Coinbase could be on the brink of the SEC hammer- but why
The Securities and Exchange Commission (SEC) is set on a mission, and the next target of this mission turns out to be the leading cryptocurrency exchange, Coinbase.
Just last week, the SEC filed a lawsuit against the organization’s former product manager, his brother, and his friend on account of insider trading.
Before then, the company had laid off over 20% of its staff—citing overhiring. However, it seems that it’s the season of recurring problems for the Brian Armstrong-led firm.
According to reports from Bloomberg, the SEC is looking into Coinbase for allegedly listing securities on its exchange.
True or false?
Based on the report, the SEC was investigating Coinbase for allowing U.S. residents to trade assets that should have been registered as securities on its platform.

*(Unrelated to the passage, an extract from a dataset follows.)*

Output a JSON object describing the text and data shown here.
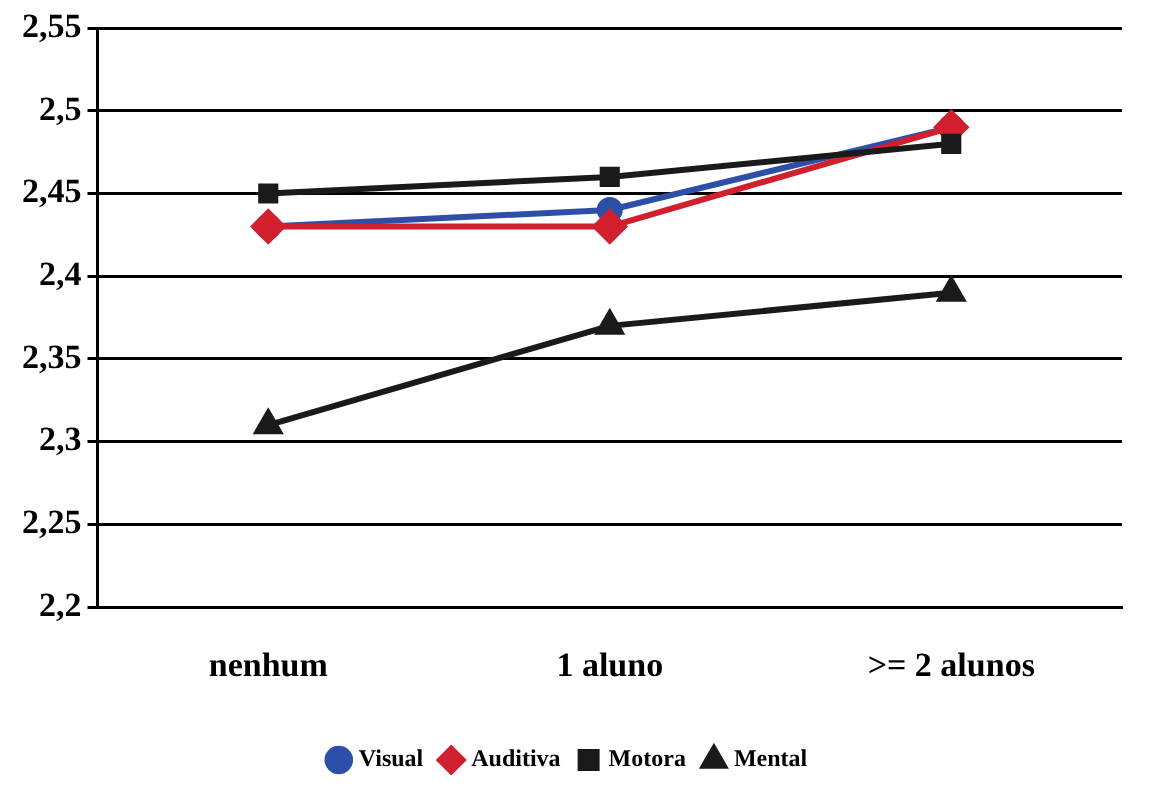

Interestingly, the accusation could be a follow-up on the insider trading case of the former employee. The SEC claimed that it found nine tokens that should have been registered as securities during its investigation. For this reason, the Coinbase company at large could be indicted.
In 2021, SEC chair Gary Gensler called for Coinbase to register as a securities exchange. However, Coinbase CEO Brian Armstrong declined. He stated that listing every token legally had its downsides and could affect the crypto ecosystem.
The company’s chief policy officer, Faryar Shirzad, supported his statement as he accused the SEC of a shady regulatory procedure.
So, what has Coinbase said about this new allegation?
Clearing the air
At the time of writing, Coinbase had not publicly responded to the probe. However, it seemed that the company expected the issue to create a brawl as it had released two separate statements— one on listing securities and the other on feasible crypto regulations.
In the latter statement, the company stated that crypto differed from stocks and should not follow the same regulatory process. While calling on both parties to work together on a solution, it said,
“Coinbase believes that effective regulation benefits everyone — buyers, sellers, exchanges, and the U.S. financial system. We need the SEC to once again write the rules that will unleash the potential of U.S. capital markets, this time fueled by the benefits provided by crypto.”
Coinbase lists over 150 tokens, with the U.S. as one of its largest markets. The company had repeatedly claimed that it does not list securities and should not be on the SEC radar. However, the actions of the SEC on companies such as Ripple may leave Coinbase with no option but to face the probe.
Ripple CEO, Brad Garlinghouse, said in a recent interview that the SEC was not committed to providing regulation. Instead, they are interested in hunting crypto firms that are willing to cooperate. If the assumption is untrue or accurate, only the outcome of the Coinbase investigation would help clear the air.